Etwa zur gleichen Zeit entwickelt die eigentlich ruhige, besonnene Teenagerin Macy einen unglaublichen und in diesem Ausmaß bislang unbekannten Hass auf eine ihrer arroganten Hupfdolen-Klassenkameradinnen, der sich darauf in einem gleichermaßen jähzornigen wie brutalen Angriff entlädt. Erst allmählich wird sich Macy über das Ausmaß ihrer Tat bewusst, dessen unmenschliche Intensität ihr so gar nicht ähnelt. Der Nachhauseweg offenbart ihr jedoch, dass sie nicht allein ist. Praktisch überall in Greenlawn wird gemordet, vergewaltigt, geschlachtet; fangen die Menschen an, sich wie tollwütige Hunde zu verhalten. Wie ein Virus breitet sich eine Art Rückfall unter den Bewohnern aus, die sie zu primitiven, blutrünstigen Bestien werden lässt. Zusammen mit Louis versucht das Mädchen, dem unaussprechlichen Chaos zu entkommen …
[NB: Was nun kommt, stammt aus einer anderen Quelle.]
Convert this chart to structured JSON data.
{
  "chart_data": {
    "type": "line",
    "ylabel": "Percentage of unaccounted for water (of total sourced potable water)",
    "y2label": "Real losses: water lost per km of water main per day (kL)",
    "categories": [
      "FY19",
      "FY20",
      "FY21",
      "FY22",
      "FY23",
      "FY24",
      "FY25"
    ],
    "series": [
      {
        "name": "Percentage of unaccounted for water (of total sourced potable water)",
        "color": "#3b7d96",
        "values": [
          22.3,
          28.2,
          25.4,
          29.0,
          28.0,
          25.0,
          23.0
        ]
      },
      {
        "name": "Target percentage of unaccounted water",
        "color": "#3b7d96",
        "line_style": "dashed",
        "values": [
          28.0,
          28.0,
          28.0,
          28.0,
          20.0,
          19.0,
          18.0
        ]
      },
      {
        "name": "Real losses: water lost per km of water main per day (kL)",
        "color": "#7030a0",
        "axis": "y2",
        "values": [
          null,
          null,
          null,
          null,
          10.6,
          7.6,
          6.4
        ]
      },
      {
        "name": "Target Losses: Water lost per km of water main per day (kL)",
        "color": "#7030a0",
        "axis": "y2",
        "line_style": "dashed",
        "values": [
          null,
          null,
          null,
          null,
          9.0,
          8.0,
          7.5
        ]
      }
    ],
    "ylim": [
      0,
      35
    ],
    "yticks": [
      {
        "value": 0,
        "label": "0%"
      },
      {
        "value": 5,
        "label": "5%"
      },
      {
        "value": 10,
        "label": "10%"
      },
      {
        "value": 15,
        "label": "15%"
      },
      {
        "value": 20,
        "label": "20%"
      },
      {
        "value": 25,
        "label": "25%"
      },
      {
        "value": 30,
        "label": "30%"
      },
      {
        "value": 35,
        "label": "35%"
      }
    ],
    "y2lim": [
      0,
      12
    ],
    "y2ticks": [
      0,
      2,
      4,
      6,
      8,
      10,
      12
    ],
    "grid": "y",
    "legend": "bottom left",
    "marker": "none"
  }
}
»Brachial« ist eigentlich noch ein viel zu harmloses Wort, um »Zerfleischt« adäquat zu beschreiben. Selten hat es ein dermaßen aufwühlendes und schonungsloses Werk gegeben. Aufwühlend, weil Curran nichts bemäntelt und uns überdeutlich vor Augen führt, wie rasch jener delikate Faden reißen kann, der den Unterschied zwischen mitfühlendem, intelligentem Individuum und barbarischem Höhlenmenschen ausmacht. Schonungslos, weil sich »Zerfleischt« nicht abwendet, sondern hinschaut. Eine höchst unangenehme, dennoch notwendige Erfahrung, da womöglich nur auf diese Weise das Thema des Romans deutlich gemacht werden kann. Gottlob verliert sich Curran aber nicht in einem sinnentleerten Splatterrausch. Sein tempo- und blutreiches Werk punktet auch durch einen stets stringenten und bemerkenswerten Plot, der niemals aus den Augen verloren wird. Ebenso wenig die Intensität selbst. Sogar in den ruhigeren Augenblicken krallt sich Curran unsere Nerven, ehe er daraufhin gleich wieder den Vorschlaghammer schwingt. Völlig gleich, mit was man rechnen mag – die orkanartige Wucht von »Zerfleischt« fegt über alles hinweg. Ein gnadenloser Sturm aus Gewalt und Atavismus, ein entfesselter Leviathan aus Mord und Vergewaltigung und zugleich intensive Erfahrung und gnadenlose Zerpflückung der vermeintlichen Menschlichkeit. Nach Richard Laymon, Jack Ketchum und Konsorten ist dies die nächste Stufe, die Nummer 11 auf der 10stelligen Skala des Grauens und ganz gewiss der härteste Roman, der momentan zwischen zwei Buchdeckeln anzutreffen ist.
Fazit:
Cannibal Holocaust? Vergiss es. Salo? Ein Kaffeekränzchen. »Zerfleischt« schlägt sie alle – um Längen. Ein erbarmungsloser Bastard aus Mord, Vergewaltigung und Körpersäften, der die dunkelsten Seiten ins uns allen offen legt – ohne Kompromisse. Zügelloser, grimmiger Horror einer neuen Generation!